If the climbing arpeggios of “Nobody” recall Otis Redding’s “These Arms Of Mine”, Ike’s delivery suggests the velvet baritone of Brook Benton, like Cole a jazz-tinged balladeer rather than a ’60s “Soul Man”. There’s surprisingly little grunt and grind here – Ike belonged to an older tradition. What he brought to the ’70s party, apart from sheer chutzpah – the gold Cadillac, chains, and 40-piece orchestra – was sonic nous, the ability to play an entire studio and to integrate technical innovations like fuzztone and wah-wah guitars.

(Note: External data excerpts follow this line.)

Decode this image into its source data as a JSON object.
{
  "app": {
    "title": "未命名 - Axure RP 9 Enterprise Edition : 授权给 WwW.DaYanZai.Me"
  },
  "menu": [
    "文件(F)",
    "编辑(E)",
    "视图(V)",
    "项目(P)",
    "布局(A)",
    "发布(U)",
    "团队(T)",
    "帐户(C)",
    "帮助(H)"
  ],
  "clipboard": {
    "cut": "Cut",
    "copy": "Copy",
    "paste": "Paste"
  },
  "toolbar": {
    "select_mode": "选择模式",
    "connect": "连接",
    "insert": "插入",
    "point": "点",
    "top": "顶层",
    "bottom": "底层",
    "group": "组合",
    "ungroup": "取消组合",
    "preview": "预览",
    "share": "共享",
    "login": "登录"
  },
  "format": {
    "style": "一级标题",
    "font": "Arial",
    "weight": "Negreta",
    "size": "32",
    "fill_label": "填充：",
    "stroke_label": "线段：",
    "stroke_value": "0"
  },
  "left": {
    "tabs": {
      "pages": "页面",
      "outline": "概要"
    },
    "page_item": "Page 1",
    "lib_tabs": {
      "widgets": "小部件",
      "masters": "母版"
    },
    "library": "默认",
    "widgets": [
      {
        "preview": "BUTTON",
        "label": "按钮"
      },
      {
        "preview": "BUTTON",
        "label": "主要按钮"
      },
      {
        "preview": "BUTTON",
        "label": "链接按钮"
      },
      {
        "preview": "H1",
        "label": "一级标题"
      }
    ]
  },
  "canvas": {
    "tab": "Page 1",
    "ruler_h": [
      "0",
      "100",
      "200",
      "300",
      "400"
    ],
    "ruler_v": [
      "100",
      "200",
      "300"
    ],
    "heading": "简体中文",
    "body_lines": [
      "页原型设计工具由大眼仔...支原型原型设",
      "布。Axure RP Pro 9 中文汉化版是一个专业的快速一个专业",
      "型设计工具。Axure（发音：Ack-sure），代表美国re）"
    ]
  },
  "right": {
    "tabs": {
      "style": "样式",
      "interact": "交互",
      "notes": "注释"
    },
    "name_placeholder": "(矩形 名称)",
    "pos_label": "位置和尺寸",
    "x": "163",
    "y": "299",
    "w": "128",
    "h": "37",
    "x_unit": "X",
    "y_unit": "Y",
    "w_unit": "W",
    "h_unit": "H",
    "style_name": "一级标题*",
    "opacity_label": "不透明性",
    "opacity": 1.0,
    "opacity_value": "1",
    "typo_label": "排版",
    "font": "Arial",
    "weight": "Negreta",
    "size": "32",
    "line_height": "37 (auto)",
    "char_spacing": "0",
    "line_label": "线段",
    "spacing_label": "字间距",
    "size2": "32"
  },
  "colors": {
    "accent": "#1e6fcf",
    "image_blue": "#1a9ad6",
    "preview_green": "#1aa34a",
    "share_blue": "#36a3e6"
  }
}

Despite its Grammy-laden status, much of …Moses sounds windy and saccharine today. The nine minutes of “Close To You” are several minutes too long. The raps, always delivered tongue-in-cheek, often turn merely hammy (“Before I met you I wasn’t living, just existing”), and the female back-ups are plain silly on Kristofferson’s “For The Good Times”.
Still, Ike put down a marker. It’s hard to imagine Philly Soul – think “Me and Mrs Jones” – would have arrived without his lead, or to conceive Jazzy B inventing Soul II Soul without a template like “Good Love”.
Hip hop’s scavengers, needless to say, have endlessly plundered his back catalogue for riffs and samples. Black Moses would prove to be Ike’s apex – unless you count “Chocolate Salty Balls”, which of course you don’t.
This is a monument to a preposterous, regal age of soul. Bend the knee.